Цунами. Книга 1. Сотрясатели Земли | страница 73



Изможденный вид был не только у детей, но и у взрослых. Толстый в момент нашего знакомства Боря изрядно сбросил, и без того худой Глеб напоминал скелет птицы из учебника зоологии. Мезальянц вроде и не изменился, только черные круги вокруг глаз да небритые щеки ввалились, и щетина у него оказалась седой. Пошатываясь от слабости, мы шли за полисменом, и деревенские жители глазели на нас и что-то говорили на местном наречии. Не то жалели, не то осуждали.

Не ел ничего вкуснее хот-дога. Подумать только: пересек полмира, чтобы в микронезийской деревушке оказаться в обычной забегаловке, где продают сосиски в булочках, политые кетчупом или горчицей, такие же резиновые, как у нас. Но вкуснее той «горячей собачки», которая досталась мне после нескольких дней голодовки, я, наверное, никогда уже ничего не съем.

Полисмен спросил нашего разрешения осмотреть катер, и Грузин, все еще сердитый на меня за самоуправство, но уже счастливый тем, что все обошлось, показал блюстителю микронезийской законности все, что тот захотел увидеть. Не обнаружив контрабанды — да и какая у нас могла быть контрабанда? — полисмен извинился, что не может пока заниматься нами, и предложил какое-то время пожить в деревне, то есть в городе, пока не представится оказия съездить в столицу и решить вопрос об экстрадиции. Столица находилась километрах в десяти от деревни, но все на острове двигалось медленно и плавно. К чему спешка, все и так рядом. Да и нам, говоря по-уральски, было неторопно. В смысле — нам с Юсей.

— А чего? — говорил Боря, полеживая в гамаке и отхлебывая пиво из банки. — Всегда тепло, на одежду тратиться не надо. Катер у нас есть, не рыбалкой, так извозом промышлять станем. И люди здесь хорошие, полиции и властям не стучат. Вон, помогают чем могут… Давай-ка, Глеб, выпишем сюда родственников и поселимся навеки?

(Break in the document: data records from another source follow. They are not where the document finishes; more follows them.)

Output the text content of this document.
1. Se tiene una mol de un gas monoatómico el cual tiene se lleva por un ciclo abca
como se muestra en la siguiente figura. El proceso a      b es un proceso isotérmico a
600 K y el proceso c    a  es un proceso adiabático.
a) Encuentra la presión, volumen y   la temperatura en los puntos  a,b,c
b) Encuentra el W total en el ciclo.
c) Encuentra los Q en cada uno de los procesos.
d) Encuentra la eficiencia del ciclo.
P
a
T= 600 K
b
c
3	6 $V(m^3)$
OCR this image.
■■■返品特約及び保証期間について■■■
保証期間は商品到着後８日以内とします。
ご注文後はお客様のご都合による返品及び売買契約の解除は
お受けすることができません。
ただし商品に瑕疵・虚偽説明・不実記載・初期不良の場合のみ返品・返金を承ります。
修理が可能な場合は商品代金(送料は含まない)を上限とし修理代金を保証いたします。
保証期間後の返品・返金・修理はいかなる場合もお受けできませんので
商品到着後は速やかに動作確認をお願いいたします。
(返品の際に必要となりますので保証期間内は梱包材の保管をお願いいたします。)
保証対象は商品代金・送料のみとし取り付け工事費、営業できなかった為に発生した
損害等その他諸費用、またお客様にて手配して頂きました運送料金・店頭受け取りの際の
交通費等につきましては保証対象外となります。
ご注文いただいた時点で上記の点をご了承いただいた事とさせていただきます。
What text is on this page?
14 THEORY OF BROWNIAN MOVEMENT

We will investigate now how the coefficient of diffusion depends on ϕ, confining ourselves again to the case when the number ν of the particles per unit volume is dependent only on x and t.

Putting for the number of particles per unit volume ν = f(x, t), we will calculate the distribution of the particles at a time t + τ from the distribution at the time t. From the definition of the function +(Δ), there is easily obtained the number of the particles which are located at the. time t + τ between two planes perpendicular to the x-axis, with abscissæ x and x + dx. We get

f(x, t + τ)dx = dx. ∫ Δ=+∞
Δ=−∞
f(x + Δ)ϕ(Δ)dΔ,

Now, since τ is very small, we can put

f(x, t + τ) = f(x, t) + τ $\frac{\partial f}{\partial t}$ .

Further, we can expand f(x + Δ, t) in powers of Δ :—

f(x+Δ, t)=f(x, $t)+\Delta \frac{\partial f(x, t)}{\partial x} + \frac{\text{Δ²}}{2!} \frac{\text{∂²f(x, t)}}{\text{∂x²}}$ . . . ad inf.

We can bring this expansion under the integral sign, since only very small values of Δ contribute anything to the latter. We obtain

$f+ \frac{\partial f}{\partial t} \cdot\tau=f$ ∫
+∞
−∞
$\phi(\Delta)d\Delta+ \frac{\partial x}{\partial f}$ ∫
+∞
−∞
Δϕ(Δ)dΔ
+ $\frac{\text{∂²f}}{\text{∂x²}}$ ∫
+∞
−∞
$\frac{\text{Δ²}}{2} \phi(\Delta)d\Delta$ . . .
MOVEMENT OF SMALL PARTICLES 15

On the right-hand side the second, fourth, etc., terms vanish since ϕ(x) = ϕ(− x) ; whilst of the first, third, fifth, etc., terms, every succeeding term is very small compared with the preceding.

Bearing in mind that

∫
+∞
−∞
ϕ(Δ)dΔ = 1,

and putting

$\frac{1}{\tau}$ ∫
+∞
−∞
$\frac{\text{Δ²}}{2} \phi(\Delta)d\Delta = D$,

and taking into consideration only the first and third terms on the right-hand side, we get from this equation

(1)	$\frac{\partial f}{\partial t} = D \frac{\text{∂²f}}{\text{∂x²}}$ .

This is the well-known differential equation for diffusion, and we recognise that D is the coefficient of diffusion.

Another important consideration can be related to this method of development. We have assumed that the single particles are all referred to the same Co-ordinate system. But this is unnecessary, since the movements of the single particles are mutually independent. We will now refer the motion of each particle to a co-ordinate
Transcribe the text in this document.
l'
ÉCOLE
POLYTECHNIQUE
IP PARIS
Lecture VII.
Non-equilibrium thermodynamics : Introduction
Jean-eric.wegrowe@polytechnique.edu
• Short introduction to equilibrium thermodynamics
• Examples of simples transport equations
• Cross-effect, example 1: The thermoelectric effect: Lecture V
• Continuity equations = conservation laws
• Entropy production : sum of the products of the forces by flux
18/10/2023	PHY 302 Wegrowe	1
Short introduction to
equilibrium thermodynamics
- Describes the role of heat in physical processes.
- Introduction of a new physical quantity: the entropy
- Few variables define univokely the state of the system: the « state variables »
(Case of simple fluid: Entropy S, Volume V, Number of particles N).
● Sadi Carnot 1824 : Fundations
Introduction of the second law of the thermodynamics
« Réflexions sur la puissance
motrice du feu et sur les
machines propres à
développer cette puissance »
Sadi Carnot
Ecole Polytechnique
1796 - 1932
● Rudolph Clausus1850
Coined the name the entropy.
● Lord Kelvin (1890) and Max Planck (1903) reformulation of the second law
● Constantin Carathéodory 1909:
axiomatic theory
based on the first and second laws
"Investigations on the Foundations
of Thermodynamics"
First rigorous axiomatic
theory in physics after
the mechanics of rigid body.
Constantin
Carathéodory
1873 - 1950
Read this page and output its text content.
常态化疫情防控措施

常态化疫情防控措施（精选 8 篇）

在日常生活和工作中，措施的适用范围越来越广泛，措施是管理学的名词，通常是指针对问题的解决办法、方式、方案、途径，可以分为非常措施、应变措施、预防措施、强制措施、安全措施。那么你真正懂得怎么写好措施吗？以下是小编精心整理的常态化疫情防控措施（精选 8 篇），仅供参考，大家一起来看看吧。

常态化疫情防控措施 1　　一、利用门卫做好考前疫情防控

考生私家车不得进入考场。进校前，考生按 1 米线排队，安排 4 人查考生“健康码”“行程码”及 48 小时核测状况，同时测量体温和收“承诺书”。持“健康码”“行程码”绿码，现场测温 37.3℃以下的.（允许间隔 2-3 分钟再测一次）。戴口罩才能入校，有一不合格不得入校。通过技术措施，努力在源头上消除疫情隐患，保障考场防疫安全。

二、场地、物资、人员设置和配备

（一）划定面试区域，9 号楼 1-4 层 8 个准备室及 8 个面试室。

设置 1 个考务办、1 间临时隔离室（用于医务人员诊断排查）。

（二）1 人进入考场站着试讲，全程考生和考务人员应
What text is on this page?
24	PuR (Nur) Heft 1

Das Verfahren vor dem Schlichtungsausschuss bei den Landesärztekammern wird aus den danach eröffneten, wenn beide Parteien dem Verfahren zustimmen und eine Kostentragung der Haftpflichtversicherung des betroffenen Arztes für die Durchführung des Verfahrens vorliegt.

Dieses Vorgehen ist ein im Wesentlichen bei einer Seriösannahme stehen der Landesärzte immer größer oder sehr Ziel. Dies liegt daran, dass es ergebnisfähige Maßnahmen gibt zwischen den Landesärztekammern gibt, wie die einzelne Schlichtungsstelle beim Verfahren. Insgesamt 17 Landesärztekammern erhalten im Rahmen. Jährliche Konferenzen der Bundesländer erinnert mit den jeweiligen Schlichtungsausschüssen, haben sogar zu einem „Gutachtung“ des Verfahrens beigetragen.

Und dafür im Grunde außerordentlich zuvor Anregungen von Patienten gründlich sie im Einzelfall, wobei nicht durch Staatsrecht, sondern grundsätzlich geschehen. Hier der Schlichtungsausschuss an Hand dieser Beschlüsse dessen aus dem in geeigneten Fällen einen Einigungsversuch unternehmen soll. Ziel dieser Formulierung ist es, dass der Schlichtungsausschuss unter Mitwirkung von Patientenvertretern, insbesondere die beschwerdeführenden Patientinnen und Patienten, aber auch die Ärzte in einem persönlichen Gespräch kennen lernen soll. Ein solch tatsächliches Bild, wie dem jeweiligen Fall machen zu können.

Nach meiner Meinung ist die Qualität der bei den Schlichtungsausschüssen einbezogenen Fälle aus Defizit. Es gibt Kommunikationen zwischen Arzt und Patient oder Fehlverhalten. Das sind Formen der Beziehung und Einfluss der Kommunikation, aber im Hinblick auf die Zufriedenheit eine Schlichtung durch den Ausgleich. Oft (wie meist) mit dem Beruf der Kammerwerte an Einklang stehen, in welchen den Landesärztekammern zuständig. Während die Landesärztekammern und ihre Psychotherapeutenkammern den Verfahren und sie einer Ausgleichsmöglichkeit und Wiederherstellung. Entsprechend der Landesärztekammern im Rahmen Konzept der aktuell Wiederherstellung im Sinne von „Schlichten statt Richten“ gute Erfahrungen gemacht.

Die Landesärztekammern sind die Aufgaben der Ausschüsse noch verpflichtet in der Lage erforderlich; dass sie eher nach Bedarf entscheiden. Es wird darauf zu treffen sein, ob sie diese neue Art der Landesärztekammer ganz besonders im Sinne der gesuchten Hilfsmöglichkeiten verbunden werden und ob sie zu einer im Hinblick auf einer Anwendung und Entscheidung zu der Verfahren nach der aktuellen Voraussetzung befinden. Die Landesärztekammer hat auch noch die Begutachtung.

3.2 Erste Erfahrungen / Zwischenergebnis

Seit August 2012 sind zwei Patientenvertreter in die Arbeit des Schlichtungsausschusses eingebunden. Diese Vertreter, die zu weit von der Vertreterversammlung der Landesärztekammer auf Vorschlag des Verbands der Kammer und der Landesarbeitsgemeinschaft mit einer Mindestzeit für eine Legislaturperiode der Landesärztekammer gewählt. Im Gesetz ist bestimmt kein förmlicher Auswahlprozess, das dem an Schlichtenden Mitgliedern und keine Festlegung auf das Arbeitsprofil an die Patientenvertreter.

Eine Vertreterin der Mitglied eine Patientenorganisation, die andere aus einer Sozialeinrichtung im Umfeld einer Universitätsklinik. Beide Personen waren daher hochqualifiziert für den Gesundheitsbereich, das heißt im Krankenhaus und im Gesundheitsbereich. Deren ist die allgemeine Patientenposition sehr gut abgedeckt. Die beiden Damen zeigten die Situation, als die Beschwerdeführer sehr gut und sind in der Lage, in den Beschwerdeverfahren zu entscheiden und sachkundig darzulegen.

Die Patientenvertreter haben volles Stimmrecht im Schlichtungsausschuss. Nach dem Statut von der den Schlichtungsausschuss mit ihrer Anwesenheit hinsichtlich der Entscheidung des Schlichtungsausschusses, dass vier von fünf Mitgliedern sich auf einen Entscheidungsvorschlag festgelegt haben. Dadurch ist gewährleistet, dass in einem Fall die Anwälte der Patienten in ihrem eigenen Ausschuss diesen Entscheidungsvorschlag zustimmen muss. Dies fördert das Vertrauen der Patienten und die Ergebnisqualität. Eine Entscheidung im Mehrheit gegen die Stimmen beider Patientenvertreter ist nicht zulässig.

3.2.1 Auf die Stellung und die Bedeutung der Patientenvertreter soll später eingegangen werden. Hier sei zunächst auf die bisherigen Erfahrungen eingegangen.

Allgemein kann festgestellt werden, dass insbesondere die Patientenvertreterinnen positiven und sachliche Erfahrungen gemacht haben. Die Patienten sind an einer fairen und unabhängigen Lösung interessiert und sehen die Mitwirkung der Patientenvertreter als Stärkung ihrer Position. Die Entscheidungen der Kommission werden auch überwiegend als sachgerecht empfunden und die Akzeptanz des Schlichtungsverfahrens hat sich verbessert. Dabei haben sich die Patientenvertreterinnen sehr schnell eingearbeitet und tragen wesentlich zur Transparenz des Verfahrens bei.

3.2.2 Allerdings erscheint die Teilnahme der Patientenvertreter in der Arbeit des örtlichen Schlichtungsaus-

Чумазый Глеб, который возился в машинном отделении вместе с механиком-кустарем по прозвищу Змей, выглянул наружу и сказал в сердцах:

— Окунись-ка ты в алебастр!

Едва опасность погибнуть от голода и жажды отступила, Грузин расслабился и получал от жизни максимум удовольствия. Боря был легкий человек, он сразу забывал все плохое, живя текущим моментом. Даже странно, что такой человек может думать о бесконечности. А вот Глеб день ото дня становился мрачнее и мрачнее. Все радости беззаботного пребывания на Чунгачанге, как он называл остров, оставляли Татарина равнодушным. Он целыми днями копался в двигателе, меняя то одну запчасть, то другую, будто собирался возвращаться тем же путем.